Ditinjau dari konstruksi dan lokasi pemasangannya rumpon dibagi menjadi dua jenis, yaitu:
1. rumpon dangkal
2. dan rumpon laut dalam.
Dewasa
ini, dengan diciptakannya alat pendeteksi bawah air (fish finder) yang
cukup terjangkau harganya. Rumpon tidak lagi dibuat untuk menciptakan
rantai makanan, tapi rumpon dimanfaatkan sebagai attractor di fish
ground yang telah diketahui melalui fish finder.
Ditinjau dari segi pengoperasiannya dibagi menjadi dua pula, yaitu :
1. Rumpon tidak tetap (rumpon kenvensional yang berasal dari Tegal, Pekalongan, dan sekitarnya),
2. Rumpon tetap (rompong di Sulawesi dan payaos dari Filipina).
Sedangkan ditinjau dari segi bahan dibagi menjadi tiga kelompok, yaitu:
1. Rumpon yang terbuat dari bagian tumbuhan.
2. Rumpon yang terbuat bukan tumbuhan
3. Rumpon yang terbuat dari gabungan bagian tumbuhan dan bukan tumbuhan
Fishing ground buatan :
Fishing
ground buatan adalah suatu metoda bagaimana mengumpulkan ikan dengan
menciptakan suasana atau lingkungan yang mirip dengan habitat asli dari
jenis ikan yang hendak dikumpulkan. Pemilihan bahan untuk rumpon
didasarkan pada penciptaan kondisi lingkungan tersebut. Salah satunya
untuk menciptakan rantai makanan. Rantai makanan dibagi dalam dua
proses. Proses pertama menciptakan rantai makanan (food chain) yang
akan menghasilkan kelimpahan zooplankton dan macronekton. Proses kedua
adalah menciptakan berlangsungnya hukum alam pada kehidupan ikan yaitu
sifat predator (ikan besar memakan ikan yang kecil). Pada proses yang
kedua inilah yang diharapkan terjadi pengumpulan berbagai jenis dan
ukuran ikan, dimulai dari ikan-ikan kecil hingga yang lebih besar secara
bertahap. Bila diperkirakan telah berkumpul ikan-ikan dalam jumlah
yang banyak maka fungsi rumpon telah tercipta dengan baik.
Rumpon
Buatan dari Bagian Tumbuhan Proses dekomposisi pada tumbuhan yang
direndam di air laut hingga menghasilkan makanan yang diperlukan melalui
beberapa tahapan.
1. Tahap pertama: Proses pembusukan (dekomposisi) tumbuhan (chlorophyll) akan menumbuhkan diatomeae.
2. Tahap kedua: Melimpahkan diatom yang sangat diperlukan sebagai makanan bagi phytoplankton.

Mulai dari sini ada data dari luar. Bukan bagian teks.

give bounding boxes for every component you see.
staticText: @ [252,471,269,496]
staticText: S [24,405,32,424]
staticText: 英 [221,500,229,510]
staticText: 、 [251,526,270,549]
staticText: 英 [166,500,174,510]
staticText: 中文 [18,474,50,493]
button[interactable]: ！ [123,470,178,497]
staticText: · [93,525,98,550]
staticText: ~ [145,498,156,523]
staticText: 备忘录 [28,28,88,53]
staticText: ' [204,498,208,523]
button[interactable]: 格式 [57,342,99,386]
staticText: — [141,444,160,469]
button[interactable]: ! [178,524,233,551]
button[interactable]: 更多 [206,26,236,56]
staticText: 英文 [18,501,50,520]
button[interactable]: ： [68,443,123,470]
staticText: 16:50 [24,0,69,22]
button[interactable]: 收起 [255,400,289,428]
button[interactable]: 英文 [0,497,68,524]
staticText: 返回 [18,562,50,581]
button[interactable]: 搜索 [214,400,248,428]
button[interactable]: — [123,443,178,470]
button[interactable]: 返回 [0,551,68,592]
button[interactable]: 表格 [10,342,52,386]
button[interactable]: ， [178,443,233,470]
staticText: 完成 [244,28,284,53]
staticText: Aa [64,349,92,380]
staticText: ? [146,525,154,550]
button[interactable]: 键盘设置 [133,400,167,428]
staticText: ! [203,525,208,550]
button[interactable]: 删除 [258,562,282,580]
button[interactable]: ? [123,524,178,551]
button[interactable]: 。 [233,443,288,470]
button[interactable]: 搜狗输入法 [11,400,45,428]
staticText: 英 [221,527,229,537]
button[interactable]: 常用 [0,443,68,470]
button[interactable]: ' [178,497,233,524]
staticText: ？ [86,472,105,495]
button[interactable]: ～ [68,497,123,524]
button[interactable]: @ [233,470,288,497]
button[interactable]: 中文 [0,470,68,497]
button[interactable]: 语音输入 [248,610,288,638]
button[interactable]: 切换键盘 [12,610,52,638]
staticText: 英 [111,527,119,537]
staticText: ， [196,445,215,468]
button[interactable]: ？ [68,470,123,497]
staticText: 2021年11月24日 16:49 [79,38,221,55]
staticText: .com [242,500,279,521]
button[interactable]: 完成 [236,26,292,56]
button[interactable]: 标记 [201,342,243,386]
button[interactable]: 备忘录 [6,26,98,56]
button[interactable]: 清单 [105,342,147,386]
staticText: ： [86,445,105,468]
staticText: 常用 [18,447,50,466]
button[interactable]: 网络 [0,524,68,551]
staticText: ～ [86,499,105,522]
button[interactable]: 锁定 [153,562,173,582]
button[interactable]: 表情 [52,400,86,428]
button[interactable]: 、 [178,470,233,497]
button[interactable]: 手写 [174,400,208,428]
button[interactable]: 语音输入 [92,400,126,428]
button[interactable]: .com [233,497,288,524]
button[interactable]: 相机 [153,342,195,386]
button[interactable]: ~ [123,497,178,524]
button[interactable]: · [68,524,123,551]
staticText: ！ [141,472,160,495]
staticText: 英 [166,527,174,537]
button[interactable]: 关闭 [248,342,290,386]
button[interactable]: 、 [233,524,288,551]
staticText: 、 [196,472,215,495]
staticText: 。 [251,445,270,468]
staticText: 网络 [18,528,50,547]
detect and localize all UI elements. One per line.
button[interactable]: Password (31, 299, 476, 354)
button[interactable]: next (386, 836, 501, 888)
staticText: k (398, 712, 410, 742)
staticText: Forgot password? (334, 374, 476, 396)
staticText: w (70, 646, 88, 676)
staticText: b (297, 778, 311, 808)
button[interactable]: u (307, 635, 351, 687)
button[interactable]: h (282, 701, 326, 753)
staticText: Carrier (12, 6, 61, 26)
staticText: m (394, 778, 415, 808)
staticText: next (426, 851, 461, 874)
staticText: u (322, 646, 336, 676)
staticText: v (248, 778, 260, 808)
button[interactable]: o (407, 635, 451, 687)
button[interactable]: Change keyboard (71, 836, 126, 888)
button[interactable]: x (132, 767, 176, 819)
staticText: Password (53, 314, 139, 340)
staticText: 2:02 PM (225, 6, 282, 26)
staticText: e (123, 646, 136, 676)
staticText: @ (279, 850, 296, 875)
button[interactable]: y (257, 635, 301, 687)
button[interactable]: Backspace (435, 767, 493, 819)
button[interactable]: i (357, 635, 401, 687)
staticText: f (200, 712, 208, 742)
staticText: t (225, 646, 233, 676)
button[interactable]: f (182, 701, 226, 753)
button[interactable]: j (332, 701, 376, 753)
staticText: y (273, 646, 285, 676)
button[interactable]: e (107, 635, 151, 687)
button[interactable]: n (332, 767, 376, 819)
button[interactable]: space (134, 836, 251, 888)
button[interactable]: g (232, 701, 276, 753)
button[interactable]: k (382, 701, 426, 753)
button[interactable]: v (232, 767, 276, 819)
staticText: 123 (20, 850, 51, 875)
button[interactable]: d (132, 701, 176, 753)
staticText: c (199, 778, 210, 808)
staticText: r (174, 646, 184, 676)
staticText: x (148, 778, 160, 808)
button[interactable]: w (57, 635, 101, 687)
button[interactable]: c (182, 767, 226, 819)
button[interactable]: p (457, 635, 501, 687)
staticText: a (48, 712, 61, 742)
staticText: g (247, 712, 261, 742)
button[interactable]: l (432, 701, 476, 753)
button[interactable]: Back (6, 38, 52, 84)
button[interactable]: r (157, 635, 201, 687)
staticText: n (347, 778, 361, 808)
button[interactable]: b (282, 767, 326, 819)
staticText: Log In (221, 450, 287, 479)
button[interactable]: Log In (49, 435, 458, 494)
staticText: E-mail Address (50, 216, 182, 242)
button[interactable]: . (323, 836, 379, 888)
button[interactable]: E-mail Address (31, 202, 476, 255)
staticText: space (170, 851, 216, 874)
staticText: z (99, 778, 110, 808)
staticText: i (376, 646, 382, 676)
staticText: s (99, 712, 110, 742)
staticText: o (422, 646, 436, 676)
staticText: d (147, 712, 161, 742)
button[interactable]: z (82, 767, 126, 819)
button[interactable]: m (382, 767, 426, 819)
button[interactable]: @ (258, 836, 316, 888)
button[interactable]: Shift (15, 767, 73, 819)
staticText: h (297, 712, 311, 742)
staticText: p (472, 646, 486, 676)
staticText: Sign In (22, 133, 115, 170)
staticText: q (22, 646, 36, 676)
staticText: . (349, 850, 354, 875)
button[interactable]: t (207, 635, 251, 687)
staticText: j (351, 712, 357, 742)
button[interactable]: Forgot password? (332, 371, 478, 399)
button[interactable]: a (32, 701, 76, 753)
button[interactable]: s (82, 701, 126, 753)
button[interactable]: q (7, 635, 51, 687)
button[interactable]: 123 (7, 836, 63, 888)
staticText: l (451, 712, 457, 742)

3. Tahap ketiga: Terkonsentrasinya
phytoplankton yang merupakan makanan utama bagi zooplankton.
(Phytoplankton dan zooplankton telah ada melimpah di seluruh lapisan
perairan laut yang dapat cepat berkembang biak).
Setelah
melimpahnya zooplankton maka akan mengundang ikan-ikan kecil untuk
berkumpul dan memakannya. Pada tahapan ini terjadilah proses kedua
yaitu, penciptaan kondisi lingkungan dimana ikan besar memakan ikan
kecil. Sekaligus memberikan perlindungan kepada ikan kecil untuk tidak
dimakan secara langsung oleh ikan-ikan besar. Sifat perlindungan
rumpon terhadap ikan kecil ini ditujukan untuk memperpanjang waktu
sehingga ikan-ikan dari berbagai jenis dan ukuran dapat lebih banyak
berkumpul dalam jumlah yang besar. Ilustrasi rumpon koonvensional
beserta komponennya disaji pada gambar di bawah ini
gambar 2.1 dan 2.2
gambar 1.1. Rumpon Buatan Konvensional
Gambar 1. 2 Komponen rumpon konvensional
PERSYARATAN:
1. Tumbuhan harus yang mengandung banyak chlorophyll dan segar (bukan kering).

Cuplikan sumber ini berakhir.